I secure the DVD in my office safe. I move to my desk, stand beside it. I lean over, my hand clutching the corner of the desk. I take deep breaths until my heart slows. Then I sit down, pull my wastebasket out from under my desk, and throw up. When I’m finished, I turn my chair around and face the window. I think back to my mother’s death in our kitchen, how I envisioned myself flying out the window to escape the grief that had dragged my father to the floor. I recall my father’s funeral, and how I mentally sequestered myself by fleeing to another burial, a stranger’s casket on the other side of the graveyard. The two most horrific episodes of my life, and I found a way to remove myself from the pain that racked everyone else.
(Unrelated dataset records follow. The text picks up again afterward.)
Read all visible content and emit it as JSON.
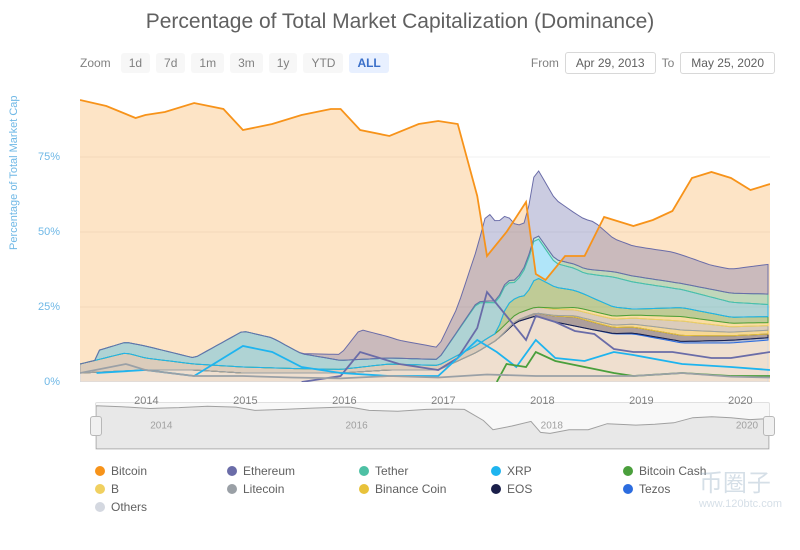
{
  "title": "Percentage of Total Market Capitalization (Dominance)",
  "zoom": {
    "label": "Zoom",
    "options": [
      "1d",
      "7d",
      "1m",
      "3m",
      "1y",
      "YTD",
      "ALL"
    ],
    "selected": "ALL"
  },
  "date_range": {
    "from_label": "From",
    "from_value": "Apr 29, 2013",
    "to_label": "To",
    "to_value": "May 25, 2020"
  },
  "chart": {
    "type": "area-line",
    "ylabel": "Percentage of Total Market Cap",
    "ylim": [
      0,
      100
    ],
    "yticks": [
      0,
      25,
      50,
      75
    ],
    "yticks_suffix": "%",
    "xticks": [
      2014,
      2015,
      2016,
      2017,
      2018,
      2019,
      2020
    ],
    "x_start": 2013.33,
    "x_end": 2020.4,
    "grid_color": "#f0f0f0",
    "background_color": "#ffffff",
    "axis_color": "#6fb8e6",
    "label_fontsize": 11,
    "line_width": 1.8,
    "btc_fill_opacity": 0.25,
    "alt_fill_opacity": 0.35
  },
  "series": [
    {
      "name": "Bitcoin",
      "color": "#f7931a",
      "data": [
        [
          2013.33,
          94
        ],
        [
          2013.6,
          92
        ],
        [
          2013.9,
          88
        ],
        [
          2014.0,
          89
        ],
        [
          2014.2,
          90
        ],
        [
          2014.5,
          93
        ],
        [
          2014.8,
          91
        ],
        [
          2015.0,
          84
        ],
        [
          2015.3,
          86
        ],
        [
          2015.6,
          89
        ],
        [
          2015.9,
          91
        ],
        [
          2016.0,
          91
        ],
        [
          2016.2,
          84
        ],
        [
          2016.5,
          82
        ],
        [
          2016.8,
          86
        ],
        [
          2017.0,
          87
        ],
        [
          2017.2,
          86
        ],
        [
          2017.4,
          62
        ],
        [
          2017.5,
          42
        ],
        [
          2017.7,
          50
        ],
        [
          2017.9,
          60
        ],
        [
          2018.0,
          36
        ],
        [
          2018.1,
          34
        ],
        [
          2018.3,
          42
        ],
        [
          2018.5,
          42
        ],
        [
          2018.7,
          55
        ],
        [
          2018.9,
          53
        ],
        [
          2019.0,
          52
        ],
        [
          2019.2,
          54
        ],
        [
          2019.4,
          57
        ],
        [
          2019.6,
          68
        ],
        [
          2019.8,
          70
        ],
        [
          2020.0,
          68
        ],
        [
          2020.2,
          64
        ],
        [
          2020.4,
          66
        ]
      ]
    },
    {
      "name": "Ethereum",
      "color": "#6a6ca8",
      "data": [
        [
          2015.6,
          0
        ],
        [
          2015.8,
          1
        ],
        [
          2016.0,
          2
        ],
        [
          2016.2,
          10
        ],
        [
          2016.4,
          8
        ],
        [
          2016.6,
          6
        ],
        [
          2016.8,
          5
        ],
        [
          2017.0,
          4
        ],
        [
          2017.2,
          8
        ],
        [
          2017.4,
          18
        ],
        [
          2017.5,
          30
        ],
        [
          2017.7,
          22
        ],
        [
          2017.9,
          14
        ],
        [
          2018.0,
          22
        ],
        [
          2018.2,
          20
        ],
        [
          2018.4,
          17
        ],
        [
          2018.6,
          16
        ],
        [
          2018.8,
          11
        ],
        [
          2019.0,
          10
        ],
        [
          2019.4,
          10
        ],
        [
          2019.8,
          8
        ],
        [
          2020.0,
          8
        ],
        [
          2020.4,
          10
        ]
      ]
    },
    {
      "name": "Tether",
      "color": "#4dc0a4",
      "data": [
        [
          2017.0,
          0
        ],
        [
          2017.5,
          0.5
        ],
        [
          2018.0,
          1
        ],
        [
          2018.5,
          1.5
        ],
        [
          2019.0,
          2
        ],
        [
          2019.5,
          2
        ],
        [
          2020.0,
          3
        ],
        [
          2020.4,
          3.5
        ]
      ]
    },
    {
      "name": "XRP",
      "color": "#1eb4ef",
      "data": [
        [
          2013.5,
          3
        ],
        [
          2014.0,
          4
        ],
        [
          2014.5,
          2
        ],
        [
          2015.0,
          12
        ],
        [
          2015.3,
          10
        ],
        [
          2015.6,
          5
        ],
        [
          2016.0,
          3
        ],
        [
          2016.5,
          2
        ],
        [
          2017.0,
          2
        ],
        [
          2017.4,
          14
        ],
        [
          2017.6,
          10
        ],
        [
          2017.8,
          5
        ],
        [
          2018.0,
          14
        ],
        [
          2018.2,
          8
        ],
        [
          2018.5,
          7
        ],
        [
          2018.8,
          10
        ],
        [
          2019.0,
          9
        ],
        [
          2019.5,
          6
        ],
        [
          2020.0,
          5
        ],
        [
          2020.4,
          4
        ]
      ]
    },
    {
      "name": "Bitcoin Cash",
      "color": "#4a9f3c",
      "data": [
        [
          2017.6,
          0
        ],
        [
          2017.7,
          6
        ],
        [
          2017.9,
          5
        ],
        [
          2018.0,
          10
        ],
        [
          2018.2,
          7
        ],
        [
          2018.5,
          5
        ],
        [
          2018.8,
          3
        ],
        [
          2019.0,
          2
        ],
        [
          2019.5,
          3
        ],
        [
          2020.0,
          2
        ],
        [
          2020.4,
          2
        ]
      ]
    },
    {
      "name": "B",
      "color": "#f0d060",
      "data": [
        [
          2018.0,
          0
        ],
        [
          2018.5,
          1
        ],
        [
          2019.0,
          1
        ],
        [
          2019.5,
          1.5
        ],
        [
          2020.0,
          1.2
        ],
        [
          2020.4,
          1
        ]
      ]
    },
    {
      "name": "Litecoin",
      "color": "#9aa0a6",
      "data": [
        [
          2013.33,
          3
        ],
        [
          2013.8,
          6
        ],
        [
          2014.0,
          4
        ],
        [
          2014.5,
          2
        ],
        [
          2015.0,
          2
        ],
        [
          2015.5,
          1.5
        ],
        [
          2016.0,
          1.2
        ],
        [
          2016.5,
          2
        ],
        [
          2017.0,
          1.5
        ],
        [
          2017.5,
          2.5
        ],
        [
          2018.0,
          2
        ],
        [
          2018.5,
          2
        ],
        [
          2019.0,
          2
        ],
        [
          2019.5,
          3
        ],
        [
          2020.0,
          1.8
        ],
        [
          2020.4,
          1.5
        ]
      ]
    },
    {
      "name": "Binance Coin",
      "color": "#e8c23a",
      "data": [
        [
          2018.0,
          0
        ],
        [
          2018.5,
          0.5
        ],
        [
          2019.0,
          1
        ],
        [
          2019.5,
          1.8
        ],
        [
          2020.0,
          1.2
        ],
        [
          2020.4,
          1.3
        ]
      ]
    },
    {
      "name": "EOS",
      "color": "#1a1f4a",
      "data": [
        [
          2017.6,
          0
        ],
        [
          2018.0,
          1
        ],
        [
          2018.4,
          3
        ],
        [
          2018.8,
          2
        ],
        [
          2019.0,
          2
        ],
        [
          2019.5,
          2
        ],
        [
          2020.0,
          1.5
        ],
        [
          2020.4,
          1.2
        ]
      ]
    },
    {
      "name": "Tezos",
      "color": "#2c6cdf",
      "data": [
        [
          2018.6,
          0
        ],
        [
          2019.0,
          0.3
        ],
        [
          2019.5,
          0.5
        ],
        [
          2020.0,
          0.9
        ],
        [
          2020.4,
          0.8
        ]
      ]
    },
    {
      "name": "Others",
      "color": "#d4d8e0",
      "data": [
        [
          2013.33,
          3
        ],
        [
          2014.0,
          4
        ],
        [
          2014.5,
          4
        ],
        [
          2015.0,
          3
        ],
        [
          2015.5,
          3
        ],
        [
          2016.0,
          3
        ],
        [
          2016.5,
          4
        ],
        [
          2017.0,
          4
        ],
        [
          2017.4,
          10
        ],
        [
          2017.6,
          14
        ],
        [
          2017.8,
          20
        ],
        [
          2018.0,
          22
        ],
        [
          2018.2,
          20
        ],
        [
          2018.5,
          18
        ],
        [
          2018.8,
          16
        ],
        [
          2019.0,
          16
        ],
        [
          2019.5,
          13
        ],
        [
          2020.0,
          13
        ],
        [
          2020.4,
          14
        ]
      ]
    }
  ],
  "legend_order": [
    "Bitcoin",
    "Ethereum",
    "Tether",
    "XRP",
    "Bitcoin Cash",
    "B",
    "Litecoin",
    "Binance Coin",
    "EOS",
    "Tezos",
    "Others"
  ],
  "navigator": {
    "ticks": [
      2014,
      2016,
      2018,
      2020
    ]
  },
  "watermark": {
    "text": "币圈子",
    "url": "www.120btc.com"
  }
}
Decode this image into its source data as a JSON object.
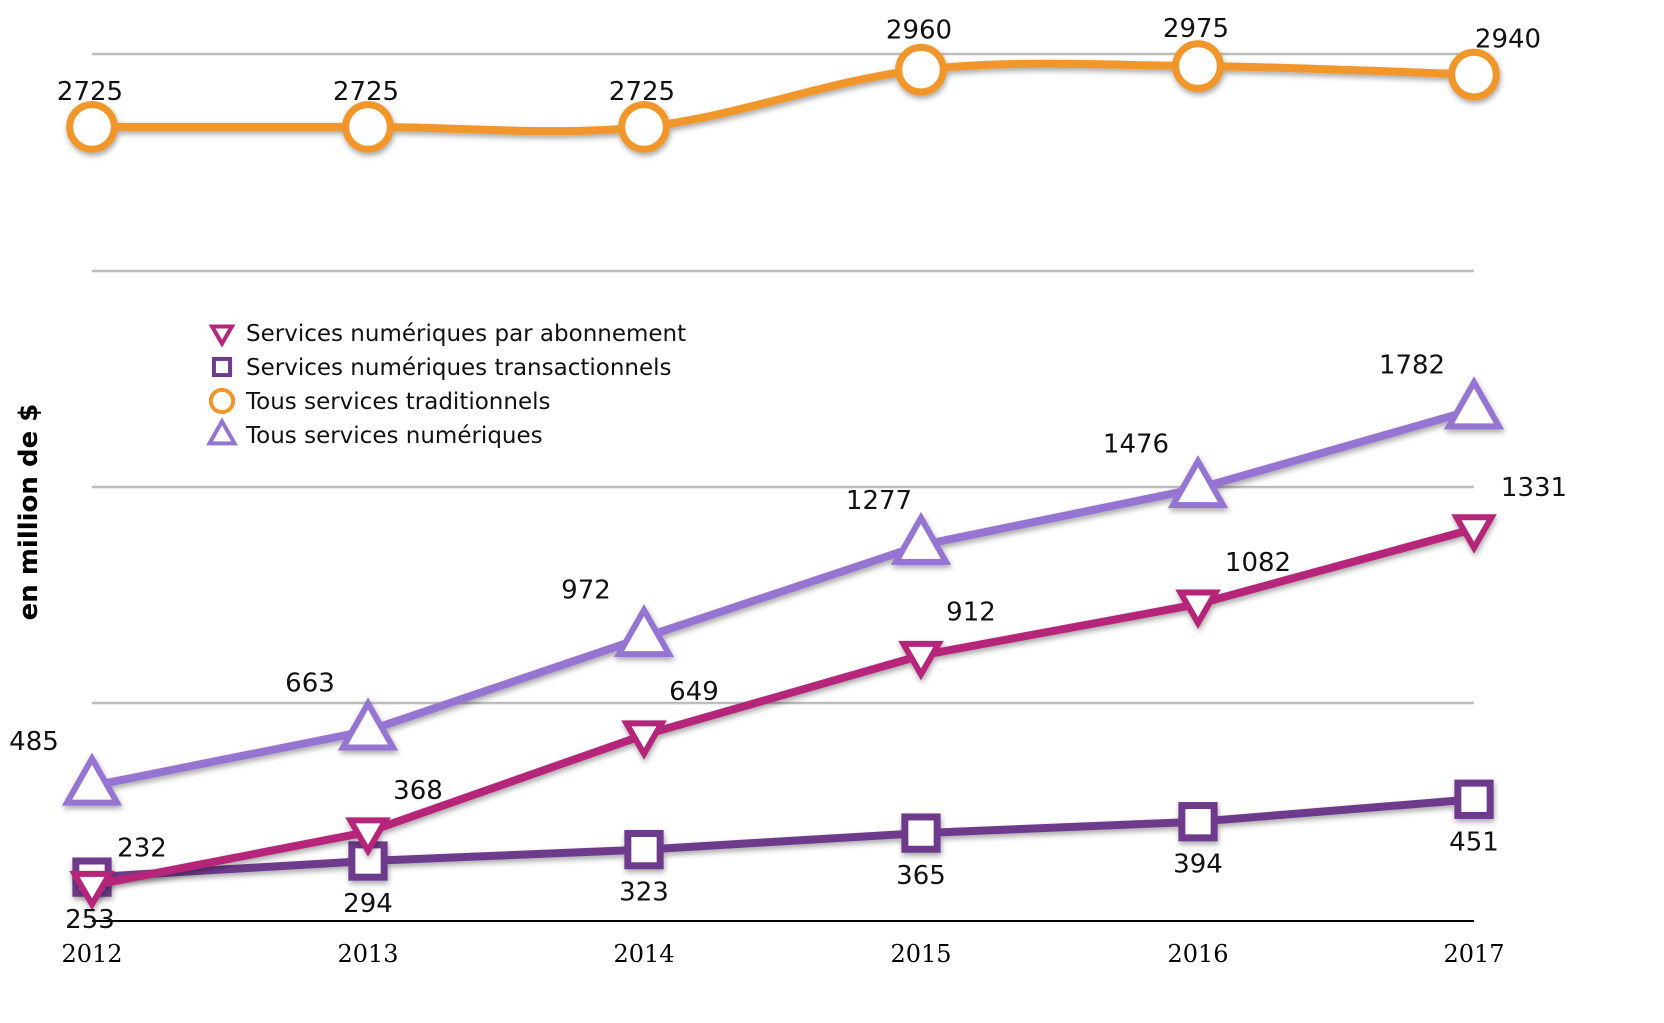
{
  "chart_data": {
    "type": "line",
    "title": "",
    "xlabel": "",
    "ylabel": "en million de $",
    "categories": [
      "2012",
      "2013",
      "2014",
      "2015",
      "2016",
      "2017"
    ],
    "legend_position": "upper-left",
    "grid": true,
    "series": [
      {
        "name": "Services numériques par abonnement",
        "marker": "triangle-down",
        "color": "#B5267A",
        "values": [
          232,
          368,
          649,
          912,
          1082,
          1331
        ]
      },
      {
        "name": "Services numériques transactionnels",
        "marker": "square",
        "color": "#6E3A8C",
        "values": [
          253,
          294,
          323,
          365,
          394,
          451
        ]
      },
      {
        "name": "Tous services traditionnels",
        "marker": "circle",
        "color": "#F0962A",
        "values": [
          2725,
          2725,
          2725,
          2960,
          2975,
          2940
        ]
      },
      {
        "name": "Tous services numériques",
        "marker": "triangle-up",
        "color": "#9575D1",
        "values": [
          485,
          663,
          972,
          1277,
          1476,
          1782
        ]
      }
    ]
  }
}
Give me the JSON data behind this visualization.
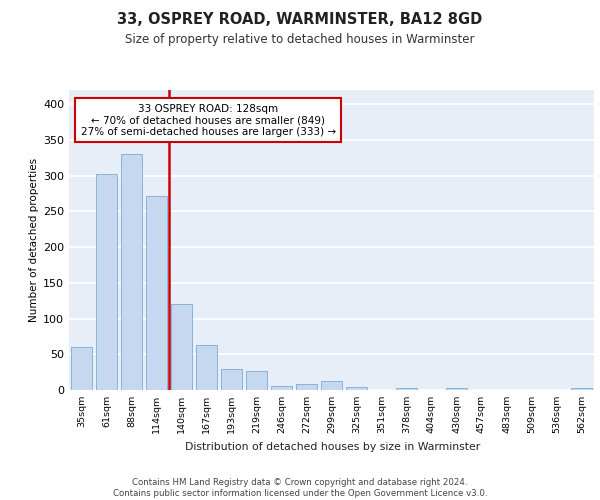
{
  "title1": "33, OSPREY ROAD, WARMINSTER, BA12 8GD",
  "title2": "Size of property relative to detached houses in Warminster",
  "xlabel": "Distribution of detached houses by size in Warminster",
  "ylabel": "Number of detached properties",
  "categories": [
    "35sqm",
    "61sqm",
    "88sqm",
    "114sqm",
    "140sqm",
    "167sqm",
    "193sqm",
    "219sqm",
    "246sqm",
    "272sqm",
    "299sqm",
    "325sqm",
    "351sqm",
    "378sqm",
    "404sqm",
    "430sqm",
    "457sqm",
    "483sqm",
    "509sqm",
    "536sqm",
    "562sqm"
  ],
  "values": [
    60,
    303,
    330,
    272,
    120,
    63,
    30,
    27,
    6,
    8,
    12,
    4,
    0,
    3,
    0,
    3,
    0,
    0,
    0,
    0,
    3
  ],
  "bar_color": "#c5d8f0",
  "bar_edge_color": "#7aaad4",
  "vline_x": 3.5,
  "vline_color": "#cc0000",
  "annotation_text": "33 OSPREY ROAD: 128sqm\n← 70% of detached houses are smaller (849)\n27% of semi-detached houses are larger (333) →",
  "annotation_box_color": "#ffffff",
  "annotation_box_edge": "#cc0000",
  "ylim": [
    0,
    420
  ],
  "yticks": [
    0,
    50,
    100,
    150,
    200,
    250,
    300,
    350,
    400
  ],
  "footer": "Contains HM Land Registry data © Crown copyright and database right 2024.\nContains public sector information licensed under the Open Government Licence v3.0.",
  "bg_color": "#e8eef7",
  "grid_color": "#ffffff"
}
Looking out my twentieth-floor window now, I see City Hall and, past it, the streets and buildings below Broad, leading eastward to the Delaware. I wish more than anything that I could fly where my eyes and my mind are taking me now—into New Jersey and across it, to the Atlantic Ocean beyond.
Instead, I stay at the office late into the night, mentally navigating the maze, trying to figure a way out of this for David Hanson, for everyone who matters to me. When I’m finished, I realize there is only one path to safety, a perilous route where the decisions to take the final, essential turns will have to be left up to others. A journey whose first step must be taken by someone else: David Hanson. Whatever amount the blackmailer demands, David Hanson must—absolutely must—pay it. Or all is lost.
I wonder what David will say to me when I show him the video. Will he invent some story to exonerate himself? Or will he break and admit the truth?